Hello LLVM discourse!
I’m the main codegen developer of LLVM-MOS, an out-of-tree LLVM backend for the 6502:
We’re still a ways away from our first official release, but it’s now starting to get about that time, so I wanted to touch base with the broader LLVM community about what we’ve built, how strange it is, and start a converstation about whether it (eventually) belongs in the monorepo.
The compiler is fairly C99-complete, lacking only floating point. I’ve gone through the llvm-test-suite and gotten every SingleSource/ test I could manage to fit in 64k passing. Quite a few of these required 32-bit integers; I converted those tests to accept 16-bit ints where feasible, and disabled the rest.
From a code generation point of view, the project’s driving motivation is to apply LLVMs tremendous analysis and optimization capabilities to the very difficult challenge of generating good code for the 6502.
We’re not finished optimizing it by a long shot (even to the point suitable for a first release), but the results we’ve obtained so far are quite promising.
For those unfamiliar with the 6502, it’s a challenging architecture:
- An 8-bit accumulator and two 8-bit index registers, each special-purposed for different instructions.
- An 8-bit hardware stack, suitable for nothing more than return addresses and a few bytes of temporaries.
- One practical indirect addressing mode that could be used to access a simulated soft stack, which is less than half the speed of an absolute memory access.
- 8-bit indexed addressing modes, while the pointer size is 16-bits. The 8-bit index is silently zero-extended before adding.
- Fast zero page (first 256 bytes of RAM) memory addressing modes.
We’ve dealt with these problems by using LLVM in a fairly unorthodox ways. Our two strategies are:
- Make the 6502 more “normal”:
- A zero page region is used as a bank of “imaginary” general purpose registers. With this, more-or-less able to steal the RISC-V calling convention.
- Rewrite the 6502 instructions set into a “logical” instruction set made of pseudos. For example, the three separate immediate load opcodes, LDA #12, LDX #12, and LDY #12, can all be collapsed into a logical LDImm opcode: %0:GPR = LDImm 12. This allows regular register allocation techniques to mostly work on the 6502.
- Simulate a soft stack using a pointer. Standard practice for 6502 C compilers.
- Make LLVM more “weird”:
- A whole program analysis walks the call graph and identifies functions that cannot have more than one invocation simultaneously active. These functions have their stack frames allocated as global arrays instead of on the soft stack. The downside is that asynchronous entries into LTO units must be annotated as such. Otherwise, e.g. leaf functions would always use this optimization, even if called both from main and from an interrupt handler.

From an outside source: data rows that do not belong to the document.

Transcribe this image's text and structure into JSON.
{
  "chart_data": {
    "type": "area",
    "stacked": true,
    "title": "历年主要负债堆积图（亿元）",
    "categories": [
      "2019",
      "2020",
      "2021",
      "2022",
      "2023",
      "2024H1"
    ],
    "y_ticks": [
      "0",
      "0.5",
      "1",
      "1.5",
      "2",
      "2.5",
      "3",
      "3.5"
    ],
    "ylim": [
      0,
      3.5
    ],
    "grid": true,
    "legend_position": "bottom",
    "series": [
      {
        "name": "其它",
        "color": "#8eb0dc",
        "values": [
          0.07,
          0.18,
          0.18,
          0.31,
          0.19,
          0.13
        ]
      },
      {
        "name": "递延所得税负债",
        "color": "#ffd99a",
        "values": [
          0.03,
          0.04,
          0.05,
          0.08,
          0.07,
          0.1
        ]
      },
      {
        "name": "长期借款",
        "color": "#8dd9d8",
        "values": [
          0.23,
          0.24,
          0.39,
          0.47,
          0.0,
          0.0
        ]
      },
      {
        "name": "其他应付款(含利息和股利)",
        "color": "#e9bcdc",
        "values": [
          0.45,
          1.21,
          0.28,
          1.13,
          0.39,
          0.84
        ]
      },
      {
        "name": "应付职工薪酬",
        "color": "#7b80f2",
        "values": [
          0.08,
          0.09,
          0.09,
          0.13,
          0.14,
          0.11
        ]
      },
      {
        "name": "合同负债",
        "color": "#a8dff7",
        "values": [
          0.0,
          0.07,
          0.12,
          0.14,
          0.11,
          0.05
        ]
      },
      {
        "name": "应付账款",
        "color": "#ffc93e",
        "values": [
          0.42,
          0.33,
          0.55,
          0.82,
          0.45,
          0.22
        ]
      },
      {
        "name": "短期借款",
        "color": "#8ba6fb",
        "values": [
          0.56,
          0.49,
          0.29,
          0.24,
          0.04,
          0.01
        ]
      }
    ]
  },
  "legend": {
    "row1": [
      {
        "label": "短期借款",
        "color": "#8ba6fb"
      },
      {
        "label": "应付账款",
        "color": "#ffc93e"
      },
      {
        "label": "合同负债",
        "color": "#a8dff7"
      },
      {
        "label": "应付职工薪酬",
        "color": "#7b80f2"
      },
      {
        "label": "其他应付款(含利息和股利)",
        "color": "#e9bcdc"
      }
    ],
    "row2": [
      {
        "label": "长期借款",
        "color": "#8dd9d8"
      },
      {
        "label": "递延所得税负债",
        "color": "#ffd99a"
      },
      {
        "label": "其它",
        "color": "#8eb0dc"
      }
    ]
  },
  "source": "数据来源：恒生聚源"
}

- I’ve had to do unspeakable things to Loop Strength Reduction to make the 6502’s addressing modes representable. LSR’s Formula data model assumes that all components of the sum that make up an addressing mode have the same width, but on the 6502, they generally have different widths, with the smaller components being implicitly zero-extended.
- Extremely unusual legalization patterns depending heavily on the quality of lowering G_SELECT to branches. Most multi-byte legalizations on the 6502 involve branching, since branching is extremely cheap on the 6502, since there’s no cache and no pipeline.
- Who knows, there may be more!
So, given all this, I’d like to open up discussion on whether or not this belongs in LLVM proper. While it’s true that this effort has resulted in making parts of LLVM more general, it’s unclear to me whether or not that’s a direction in which LLVM would actually like to go.
Would having a cool 6502 backend be a feather in LLVM’s cap? A pointless burden? Somewhere in between?
It’s also very likely that I’ve implemented something in a ridiculous way. Please don’t be shy about telling me so; I’m a relative newcomer to compiler development!
It’s been a wild ride getting from there to here, and there’s still a long ways to go. Kudos to all those who helped make LLVM what it is; our little backend stands on the shoulders of giants!